By Megha Bajaj
Flooding our lives with people and activities, we tend to distance away from the person who matters the most – our self, by Megha bajaj
Have you ever heard the song of rains? It starts with a hum, builds to a loud, emotional singing, and reaches its crescendo with the thunder. Never the kind to be happy as a bystander, I jump in to drench myself with the heavenly notes. What a feeling it is to see nothing but the silver rain all around, to hear nothing but the rain song and remember nothing but rapture. I feel no consciousness of who is watching and I feel no embarrassment to express my childlike joy– rains and me – me and rains, dance away.
Music too has a similar effect. It is like my magic carpet that transports me to different worlds. Listening to slow, meditative music I am transported to the bank of a sacred river, surrounded by silent snow-capped mountains. I imagine myself flowing with the river, no resistance, no conflict, just going with the flow. Drumbeats, on the other hand, transport me to jungles where I dance with a tribal group and feel a primal, raw energy flow through. Imagination refuses to be chained and sitting solitarily on a chair, listening to music I visit places unknown and unheard of. Music has the capacity to make me forget everything – it is the notes and me, me and the notes – in silent symphony.
‘Love your work, and you will never work again,’ this quote finds consonance with my life. As a child, I wrote to my family whenever I felt sad, whenever I felt happy, and also whenever I wanted a gift from them. As an adolescent, I wrote in my diaries of crushes and infatuations. And today I write books. Writing is a part of me – the way my right hand is a part of me. A paper, a pencil and thoughts just fly around, competing to be pinned down. When I am writing an article, someone could be staring at me for hours and I wouldn’t realise it. I lose all consciousness – all I am aware of is my thoughts and my words. Words and me, me and words – we need little else.

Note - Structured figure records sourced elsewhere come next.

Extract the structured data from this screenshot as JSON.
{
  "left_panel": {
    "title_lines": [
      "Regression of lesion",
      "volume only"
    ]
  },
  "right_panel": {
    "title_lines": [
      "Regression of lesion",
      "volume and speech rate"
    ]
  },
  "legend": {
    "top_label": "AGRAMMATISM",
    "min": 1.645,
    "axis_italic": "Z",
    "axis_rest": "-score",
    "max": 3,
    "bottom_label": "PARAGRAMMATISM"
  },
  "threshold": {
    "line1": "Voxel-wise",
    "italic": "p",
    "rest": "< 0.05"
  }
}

As I wonder what to name this article, I look around. And here I find my answer. I am sitting at a café having a coffee with me. Everyone else is sitting in little groups. Lovers in a corner, exchanging shy looks over the brim of the cup, some elderly people chatting about their aches and pains in the middle and youngsters guffawing around. Undoubtedly, it is a beautiful feeling to share life’s moments with someone close – but today I realise that it is as important to do a few activities in a day, which are just for me.
Flooding our lives with people and activities, we tend to distance away from the person who matters the most – our self. I now know that each day needs to be filled with at least one activity that I enjoy thoroughly, that I am doing only for me. It could be eating a strawberry ice cream, it could be playing with a dog, it could be singing in the bathroom, it could be scratching my ears – the activity hardly matters, what matters is that it’s bringing me a little closer to me, making me more intimate with me. So, do you owe yourself a coffee date too?